Wow. WOW. The disciples will not only each have honored roles in the Kingdom of Christ, they will be given positions of authority to judge God’s holy nation. Jesus will give them a portion of His royal power. Jesus was establishing a new kind of Kingdom in the place of Israel, and these men would be the leaders. But they would have to wait to receive those positions. They would not come to them while they lived on earth. They would have to look to Christ’s everlasting Kingdom to imagine that day. That required faith about a world and a time they could not see.

Jesus began to prepare His men for what was about to unfold to make that day possible:

“‘Now is the Son of Man glorified and God is glorified in Him. God will glorify the Son in Himself, and will glorify Him at once.

“‘My children, I will be with you only a little longer. You will look for Me, and just as I told the Jews, so I tell you know: where I am going, you cannot come.

“‘A new command I give you: Love one another. As I have loved you, so you must love one another. By this all men will know that you are My disciples, if you love one another.’”

John 13:31-38

Now it was the disciples’ turn to be troubled. Why was He leaving them? Simon Peter asked Him where He was going. Imagine the sorrow in the question.

Jesus didn’t answer.
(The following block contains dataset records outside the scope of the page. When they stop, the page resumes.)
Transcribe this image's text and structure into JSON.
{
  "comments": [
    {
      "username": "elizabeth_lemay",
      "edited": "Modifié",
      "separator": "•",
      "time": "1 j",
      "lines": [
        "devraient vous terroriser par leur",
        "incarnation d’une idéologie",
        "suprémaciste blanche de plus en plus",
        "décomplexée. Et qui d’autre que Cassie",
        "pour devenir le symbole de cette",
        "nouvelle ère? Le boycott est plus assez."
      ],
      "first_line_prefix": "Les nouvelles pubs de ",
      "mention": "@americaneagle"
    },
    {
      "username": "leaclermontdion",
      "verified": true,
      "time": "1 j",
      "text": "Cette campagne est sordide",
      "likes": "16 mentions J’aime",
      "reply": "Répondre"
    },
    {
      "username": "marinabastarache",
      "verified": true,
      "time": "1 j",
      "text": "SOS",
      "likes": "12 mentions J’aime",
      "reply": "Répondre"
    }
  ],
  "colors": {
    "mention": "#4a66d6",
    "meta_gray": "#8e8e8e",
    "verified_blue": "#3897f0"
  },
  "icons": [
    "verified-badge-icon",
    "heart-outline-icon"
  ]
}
He simply said, “‘Where I am going, you cannot follow now, but you will follow later.’”

Then Jesus said words that must have filled Simon Peter with even more dismay:

“‘Simon, Simon, Satan has asked to sift you as wheat. But I have prayed for you, Simon, that your faith may not fail. And when you have turned back, strengthen your brothers.’”

All Peter wanted to do was follow his Lord. How could Jesus be saying these things? “‘Lord,’” he said, “‘I am ready to go with You to prison and to death.’” And surely, it was true. Peter had many months and even years to think about this. As the hatred of the religious leaders grew, it had become more and more dangerous to be Jesus’ friend. The best in Peter was ready to die for the Lord. But Jesus was telling Peter things that he didn’t know about himself.

Much of Peter’s bravado and action was more about himself than from pure devotion to Christ. Now Satan was after him, longing to destroy this disciple whose dedication made him such a dangerous enemy to the Evil One. But God was going to use the sifting of Satan to purify Peter. Jesus said, “‘I tell you Peter, before the cock crows today, you will deny three times that you know me.’”

When push came to shove, Peter was not going to give up his life for Jesus. He was going to save his own life by denying the Lord at His most devastating hour. Jesus understood exactly what Peter was about to do…and loved him still. For you see, the Lord knew that Peter’s denials were not about Christ Himself. They were about Peter and the work that God was doing to prepare this disciple who would become the rock of the church.

Peter was full of his own ideas about how to serve Jesus. He was convinced of his own ability to remain loyal and strong. God was going to strip him of all that misplaced bravado and false confidence. Peter was about to have his pride and presumption stripped away. But once Peter went through this terrible time, he would come out of it with a deep inner strength. Through this humiliation and sorrow, Peter would learn to depend on God.

Jesus knew that Peter was going to deny Him, but He also knew that in the end, Peter was going to follow through on his promise. He would spend the rest of  his life proclaiming the Good News of God’s Kingdom, and hHe would suffer persecution and prison for his Lord. And one day, he would die for the name of Jesus.